それもそうだ、兵たちの話を聞く限りは第七師団の主要メンバーは前線に出ているか、それ以外の場所にいるかとのこと。
噂どおり椅子にふんぞり返って頭を使うタイプの者はそれほどいないらしい。
そのため執務室にもあっさり入ることができた。
いや寧ろ別に入られても構わん…といった具合なのだろうか。
事実オーギュスト将軍の執務室から得られた情報は、どれもこれも知っているものばかりだった。

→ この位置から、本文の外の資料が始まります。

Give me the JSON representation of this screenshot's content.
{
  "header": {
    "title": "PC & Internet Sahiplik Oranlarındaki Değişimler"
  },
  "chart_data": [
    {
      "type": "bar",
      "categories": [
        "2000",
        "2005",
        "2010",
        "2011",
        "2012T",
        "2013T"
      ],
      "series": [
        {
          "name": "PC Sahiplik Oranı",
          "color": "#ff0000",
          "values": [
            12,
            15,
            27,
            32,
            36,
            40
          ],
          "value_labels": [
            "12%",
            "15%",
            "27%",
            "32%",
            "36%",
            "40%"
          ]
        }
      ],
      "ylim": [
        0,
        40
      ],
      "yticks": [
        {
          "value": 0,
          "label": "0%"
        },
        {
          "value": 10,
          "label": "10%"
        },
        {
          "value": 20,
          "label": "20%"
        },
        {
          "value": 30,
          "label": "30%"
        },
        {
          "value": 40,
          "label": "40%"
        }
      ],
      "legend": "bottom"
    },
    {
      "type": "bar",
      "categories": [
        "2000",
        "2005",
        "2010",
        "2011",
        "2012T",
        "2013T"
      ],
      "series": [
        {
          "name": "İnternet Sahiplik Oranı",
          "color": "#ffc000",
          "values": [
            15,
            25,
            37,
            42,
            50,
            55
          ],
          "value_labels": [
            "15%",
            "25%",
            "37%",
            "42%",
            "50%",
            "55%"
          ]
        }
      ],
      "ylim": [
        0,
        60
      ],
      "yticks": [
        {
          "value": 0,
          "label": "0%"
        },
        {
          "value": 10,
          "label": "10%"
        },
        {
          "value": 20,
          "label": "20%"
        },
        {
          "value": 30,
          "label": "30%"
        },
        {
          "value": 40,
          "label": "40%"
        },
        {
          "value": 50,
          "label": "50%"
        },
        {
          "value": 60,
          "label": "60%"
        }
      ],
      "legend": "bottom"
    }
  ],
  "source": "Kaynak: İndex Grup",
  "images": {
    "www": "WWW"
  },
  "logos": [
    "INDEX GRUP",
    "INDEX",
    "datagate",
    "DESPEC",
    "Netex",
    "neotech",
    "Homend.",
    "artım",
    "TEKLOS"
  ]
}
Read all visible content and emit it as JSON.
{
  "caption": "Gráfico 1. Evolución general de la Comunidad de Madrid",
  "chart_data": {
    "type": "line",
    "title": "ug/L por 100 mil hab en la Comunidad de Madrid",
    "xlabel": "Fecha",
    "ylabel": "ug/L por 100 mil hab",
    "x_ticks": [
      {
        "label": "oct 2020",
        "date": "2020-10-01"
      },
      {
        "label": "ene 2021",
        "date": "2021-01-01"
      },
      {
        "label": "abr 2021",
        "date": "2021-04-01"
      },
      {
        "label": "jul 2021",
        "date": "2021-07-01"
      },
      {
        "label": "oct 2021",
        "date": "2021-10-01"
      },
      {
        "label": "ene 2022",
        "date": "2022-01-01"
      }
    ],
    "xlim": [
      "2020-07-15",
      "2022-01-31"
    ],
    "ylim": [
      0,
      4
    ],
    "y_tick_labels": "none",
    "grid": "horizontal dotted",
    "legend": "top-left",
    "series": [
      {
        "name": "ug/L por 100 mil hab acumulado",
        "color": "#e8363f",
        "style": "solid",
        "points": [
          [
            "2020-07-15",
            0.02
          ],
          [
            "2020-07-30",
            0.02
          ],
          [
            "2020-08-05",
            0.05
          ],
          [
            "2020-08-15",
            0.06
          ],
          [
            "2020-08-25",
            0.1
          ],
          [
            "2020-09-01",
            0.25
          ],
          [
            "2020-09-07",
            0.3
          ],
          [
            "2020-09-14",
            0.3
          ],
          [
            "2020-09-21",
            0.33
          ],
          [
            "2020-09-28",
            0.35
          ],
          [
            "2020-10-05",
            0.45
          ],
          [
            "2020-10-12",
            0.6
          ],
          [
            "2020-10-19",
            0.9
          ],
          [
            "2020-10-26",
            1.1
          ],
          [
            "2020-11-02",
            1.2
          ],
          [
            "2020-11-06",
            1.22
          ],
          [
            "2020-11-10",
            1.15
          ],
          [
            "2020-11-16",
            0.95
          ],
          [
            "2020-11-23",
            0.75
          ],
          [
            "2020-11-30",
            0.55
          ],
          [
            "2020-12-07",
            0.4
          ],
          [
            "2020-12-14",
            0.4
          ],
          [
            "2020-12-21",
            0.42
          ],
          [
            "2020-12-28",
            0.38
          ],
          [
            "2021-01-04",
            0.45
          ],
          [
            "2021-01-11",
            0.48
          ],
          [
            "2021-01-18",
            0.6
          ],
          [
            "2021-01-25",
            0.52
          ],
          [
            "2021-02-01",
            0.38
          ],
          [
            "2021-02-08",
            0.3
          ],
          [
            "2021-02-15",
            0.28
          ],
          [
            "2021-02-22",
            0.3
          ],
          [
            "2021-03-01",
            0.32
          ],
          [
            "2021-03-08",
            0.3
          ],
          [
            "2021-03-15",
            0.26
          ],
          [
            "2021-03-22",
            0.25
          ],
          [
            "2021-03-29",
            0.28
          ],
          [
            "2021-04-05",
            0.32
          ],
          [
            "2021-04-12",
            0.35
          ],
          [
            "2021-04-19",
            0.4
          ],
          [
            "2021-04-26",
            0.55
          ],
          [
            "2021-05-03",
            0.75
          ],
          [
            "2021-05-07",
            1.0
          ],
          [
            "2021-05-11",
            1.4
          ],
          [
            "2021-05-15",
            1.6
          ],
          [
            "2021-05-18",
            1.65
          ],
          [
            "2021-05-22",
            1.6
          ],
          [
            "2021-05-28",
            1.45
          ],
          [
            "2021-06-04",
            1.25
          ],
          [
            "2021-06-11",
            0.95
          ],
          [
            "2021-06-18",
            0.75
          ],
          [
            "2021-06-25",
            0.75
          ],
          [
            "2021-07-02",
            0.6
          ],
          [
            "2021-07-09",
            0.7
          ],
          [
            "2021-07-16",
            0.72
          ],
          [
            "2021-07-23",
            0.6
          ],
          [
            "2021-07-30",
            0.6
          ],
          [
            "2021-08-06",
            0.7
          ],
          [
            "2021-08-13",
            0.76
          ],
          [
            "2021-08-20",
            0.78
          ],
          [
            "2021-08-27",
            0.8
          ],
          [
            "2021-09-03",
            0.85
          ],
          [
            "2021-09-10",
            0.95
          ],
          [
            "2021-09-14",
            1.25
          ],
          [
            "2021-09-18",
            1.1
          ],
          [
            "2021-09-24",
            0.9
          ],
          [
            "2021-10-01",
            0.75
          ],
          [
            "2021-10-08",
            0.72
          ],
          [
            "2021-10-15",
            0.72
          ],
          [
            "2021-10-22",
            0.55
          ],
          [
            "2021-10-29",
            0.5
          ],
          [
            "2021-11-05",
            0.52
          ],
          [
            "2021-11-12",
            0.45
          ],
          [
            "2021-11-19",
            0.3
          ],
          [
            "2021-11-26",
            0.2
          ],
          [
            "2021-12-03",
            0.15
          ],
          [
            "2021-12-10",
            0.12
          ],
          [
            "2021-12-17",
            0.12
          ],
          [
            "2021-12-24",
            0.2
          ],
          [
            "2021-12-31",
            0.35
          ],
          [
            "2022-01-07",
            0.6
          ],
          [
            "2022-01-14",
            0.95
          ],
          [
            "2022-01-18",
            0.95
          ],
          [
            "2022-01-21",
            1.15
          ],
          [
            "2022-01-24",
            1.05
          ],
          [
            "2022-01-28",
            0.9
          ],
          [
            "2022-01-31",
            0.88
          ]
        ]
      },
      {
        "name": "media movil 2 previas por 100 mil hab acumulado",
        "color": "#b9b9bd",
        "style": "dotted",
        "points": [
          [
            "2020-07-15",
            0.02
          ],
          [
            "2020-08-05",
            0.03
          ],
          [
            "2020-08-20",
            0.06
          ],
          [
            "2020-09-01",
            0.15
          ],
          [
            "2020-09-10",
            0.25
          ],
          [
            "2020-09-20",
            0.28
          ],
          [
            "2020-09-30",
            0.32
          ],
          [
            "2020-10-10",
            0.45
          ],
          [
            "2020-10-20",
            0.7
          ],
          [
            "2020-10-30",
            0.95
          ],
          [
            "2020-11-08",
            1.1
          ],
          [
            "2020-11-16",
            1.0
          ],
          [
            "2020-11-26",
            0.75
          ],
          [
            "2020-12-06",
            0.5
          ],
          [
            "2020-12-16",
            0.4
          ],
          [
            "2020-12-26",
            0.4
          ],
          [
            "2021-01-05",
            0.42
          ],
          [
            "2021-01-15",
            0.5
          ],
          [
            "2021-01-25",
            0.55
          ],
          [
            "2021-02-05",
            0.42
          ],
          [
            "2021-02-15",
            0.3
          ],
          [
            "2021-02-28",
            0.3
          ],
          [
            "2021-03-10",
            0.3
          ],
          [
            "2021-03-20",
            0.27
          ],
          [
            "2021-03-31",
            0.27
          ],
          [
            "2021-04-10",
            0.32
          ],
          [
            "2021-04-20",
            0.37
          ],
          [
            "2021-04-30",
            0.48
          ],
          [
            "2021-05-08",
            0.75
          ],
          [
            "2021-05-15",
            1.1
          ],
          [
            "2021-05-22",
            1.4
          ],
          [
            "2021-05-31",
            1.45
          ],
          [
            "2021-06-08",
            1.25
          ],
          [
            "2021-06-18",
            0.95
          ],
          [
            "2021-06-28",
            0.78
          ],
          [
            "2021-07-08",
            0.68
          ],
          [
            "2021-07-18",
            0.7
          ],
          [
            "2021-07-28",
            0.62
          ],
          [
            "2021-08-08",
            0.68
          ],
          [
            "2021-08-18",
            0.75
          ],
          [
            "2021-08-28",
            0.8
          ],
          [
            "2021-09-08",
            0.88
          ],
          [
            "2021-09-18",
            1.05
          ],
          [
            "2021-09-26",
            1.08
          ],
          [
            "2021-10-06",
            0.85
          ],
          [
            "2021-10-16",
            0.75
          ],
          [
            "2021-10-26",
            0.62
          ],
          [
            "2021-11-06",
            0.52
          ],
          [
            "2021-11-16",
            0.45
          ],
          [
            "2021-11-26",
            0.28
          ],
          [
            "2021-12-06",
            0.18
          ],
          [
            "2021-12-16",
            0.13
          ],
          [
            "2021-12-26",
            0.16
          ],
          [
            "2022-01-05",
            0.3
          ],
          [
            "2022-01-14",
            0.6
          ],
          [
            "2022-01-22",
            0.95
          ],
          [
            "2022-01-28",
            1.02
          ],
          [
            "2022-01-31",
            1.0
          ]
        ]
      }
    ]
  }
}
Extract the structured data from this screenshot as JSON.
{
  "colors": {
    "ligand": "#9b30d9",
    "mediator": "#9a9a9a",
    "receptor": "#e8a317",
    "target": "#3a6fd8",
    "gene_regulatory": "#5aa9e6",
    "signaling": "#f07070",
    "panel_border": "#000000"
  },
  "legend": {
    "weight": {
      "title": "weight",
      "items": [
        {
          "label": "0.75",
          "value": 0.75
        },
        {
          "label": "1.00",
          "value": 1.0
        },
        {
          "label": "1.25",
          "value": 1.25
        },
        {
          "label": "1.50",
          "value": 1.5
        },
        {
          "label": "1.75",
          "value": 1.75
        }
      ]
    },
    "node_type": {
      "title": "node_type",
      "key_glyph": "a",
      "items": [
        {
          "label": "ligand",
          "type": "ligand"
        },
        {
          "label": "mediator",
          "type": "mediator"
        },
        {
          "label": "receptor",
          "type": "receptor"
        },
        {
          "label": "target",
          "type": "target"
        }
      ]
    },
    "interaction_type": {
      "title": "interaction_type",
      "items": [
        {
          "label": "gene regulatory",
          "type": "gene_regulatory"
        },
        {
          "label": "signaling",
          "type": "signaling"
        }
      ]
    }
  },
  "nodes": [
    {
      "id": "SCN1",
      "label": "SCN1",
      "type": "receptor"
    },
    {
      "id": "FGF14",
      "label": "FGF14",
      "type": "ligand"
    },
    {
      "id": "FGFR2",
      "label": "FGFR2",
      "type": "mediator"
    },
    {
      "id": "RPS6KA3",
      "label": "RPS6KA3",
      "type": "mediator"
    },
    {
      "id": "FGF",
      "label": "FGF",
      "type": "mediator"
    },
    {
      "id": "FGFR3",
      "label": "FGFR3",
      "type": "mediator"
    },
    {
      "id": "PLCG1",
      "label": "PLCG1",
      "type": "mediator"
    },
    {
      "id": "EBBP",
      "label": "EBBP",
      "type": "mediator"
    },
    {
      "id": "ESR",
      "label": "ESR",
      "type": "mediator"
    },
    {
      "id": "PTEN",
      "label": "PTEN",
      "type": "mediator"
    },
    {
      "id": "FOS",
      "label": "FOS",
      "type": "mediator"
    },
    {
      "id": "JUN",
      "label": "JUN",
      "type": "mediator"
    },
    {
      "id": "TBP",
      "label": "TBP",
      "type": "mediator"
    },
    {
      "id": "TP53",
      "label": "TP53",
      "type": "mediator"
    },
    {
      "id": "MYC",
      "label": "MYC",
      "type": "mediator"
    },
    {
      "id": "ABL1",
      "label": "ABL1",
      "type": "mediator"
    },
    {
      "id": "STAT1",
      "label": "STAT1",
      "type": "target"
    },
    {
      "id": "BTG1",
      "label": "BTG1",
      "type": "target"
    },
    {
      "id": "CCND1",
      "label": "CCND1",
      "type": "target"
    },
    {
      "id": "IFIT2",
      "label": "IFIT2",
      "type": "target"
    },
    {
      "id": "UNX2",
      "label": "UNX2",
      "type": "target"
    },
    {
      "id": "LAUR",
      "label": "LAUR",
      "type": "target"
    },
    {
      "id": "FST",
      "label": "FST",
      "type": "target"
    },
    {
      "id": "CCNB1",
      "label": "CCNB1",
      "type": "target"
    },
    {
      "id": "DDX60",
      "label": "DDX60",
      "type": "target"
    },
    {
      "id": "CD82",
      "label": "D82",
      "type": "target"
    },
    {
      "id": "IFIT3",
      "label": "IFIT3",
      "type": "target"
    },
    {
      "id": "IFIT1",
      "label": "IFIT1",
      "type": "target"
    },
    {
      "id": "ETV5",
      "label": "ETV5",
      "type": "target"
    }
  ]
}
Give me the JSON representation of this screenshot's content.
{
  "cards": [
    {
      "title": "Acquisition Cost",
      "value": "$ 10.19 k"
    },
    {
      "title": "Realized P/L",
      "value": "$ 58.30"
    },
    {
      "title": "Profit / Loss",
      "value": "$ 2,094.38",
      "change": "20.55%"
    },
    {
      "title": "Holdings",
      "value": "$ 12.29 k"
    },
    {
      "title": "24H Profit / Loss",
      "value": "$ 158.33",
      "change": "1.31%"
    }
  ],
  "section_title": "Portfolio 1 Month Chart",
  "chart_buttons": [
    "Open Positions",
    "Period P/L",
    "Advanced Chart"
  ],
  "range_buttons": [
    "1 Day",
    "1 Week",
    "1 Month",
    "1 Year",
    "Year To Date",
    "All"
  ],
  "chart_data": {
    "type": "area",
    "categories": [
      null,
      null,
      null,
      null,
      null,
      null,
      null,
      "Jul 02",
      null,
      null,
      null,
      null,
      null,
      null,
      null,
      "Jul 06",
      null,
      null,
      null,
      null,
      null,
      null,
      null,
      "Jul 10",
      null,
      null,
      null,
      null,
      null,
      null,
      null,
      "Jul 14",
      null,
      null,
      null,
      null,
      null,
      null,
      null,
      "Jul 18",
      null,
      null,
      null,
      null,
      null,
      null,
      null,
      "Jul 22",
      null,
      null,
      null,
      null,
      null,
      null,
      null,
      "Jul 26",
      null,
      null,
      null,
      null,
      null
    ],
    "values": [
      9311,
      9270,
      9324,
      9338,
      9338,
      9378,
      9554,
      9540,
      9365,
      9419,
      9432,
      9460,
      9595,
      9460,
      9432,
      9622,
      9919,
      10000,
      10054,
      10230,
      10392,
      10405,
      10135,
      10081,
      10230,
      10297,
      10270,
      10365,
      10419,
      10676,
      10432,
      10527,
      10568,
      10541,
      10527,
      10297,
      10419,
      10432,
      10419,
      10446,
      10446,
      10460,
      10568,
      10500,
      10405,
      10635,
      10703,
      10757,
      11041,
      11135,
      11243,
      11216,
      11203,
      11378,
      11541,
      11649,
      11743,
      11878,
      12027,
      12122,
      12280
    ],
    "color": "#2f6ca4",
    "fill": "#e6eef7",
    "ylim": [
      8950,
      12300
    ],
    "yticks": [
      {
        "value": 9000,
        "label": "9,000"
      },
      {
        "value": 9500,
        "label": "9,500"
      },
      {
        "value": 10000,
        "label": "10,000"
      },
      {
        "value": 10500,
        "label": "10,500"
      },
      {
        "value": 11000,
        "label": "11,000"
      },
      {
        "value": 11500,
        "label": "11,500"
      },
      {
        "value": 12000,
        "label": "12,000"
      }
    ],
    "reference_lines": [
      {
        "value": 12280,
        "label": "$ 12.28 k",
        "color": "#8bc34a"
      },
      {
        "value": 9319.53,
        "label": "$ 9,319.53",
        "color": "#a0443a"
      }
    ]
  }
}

せっかくの敵の椅子、ここまで来て何もしないというのももったいない…さて何をしてくれようかと思案する。
ちょっと考えて思いついたのは、行うにしては幼稚すぎるだろうか…。
執務室にある道具を用い、手作りしたるはティルヒア軍の軍旗…のミニチュア。
我ながらよくできてると力強く頷くと、それを将軍の机の上に置いてみる。
旗を立てるという行為は、占領したという宣言。
もちろん机を占領したからなんだというところだし、我ながら陳腐で幼稚な行いでもあるという認識はある。
まぁからかってやろうぐらいの気持ちしかないが、とりあえず置いておこう。
こうして第七師団の執務室から、これまたあっさりと出てくる。
内勤の将軍の暗殺。
オーギュスト将軍の机の上にティルヒア軍旗のミニチュア。
これくらいやれば王国軍も少しは足元に気を取られてくれるか。
騎士の男は楽観的すぎるかと思いつつ、城から去っていく。
と同時に城内がやや騒がしくなる…死体が見つかったのだろう…。
後ほど城外の木々の陰に、変装に用いられたと思われる、脱ぎ捨てられた騎士の鎧と兜が見つかったらしい。
ご案内:「王都マグメール 王城」からヴェルムさんが去りました。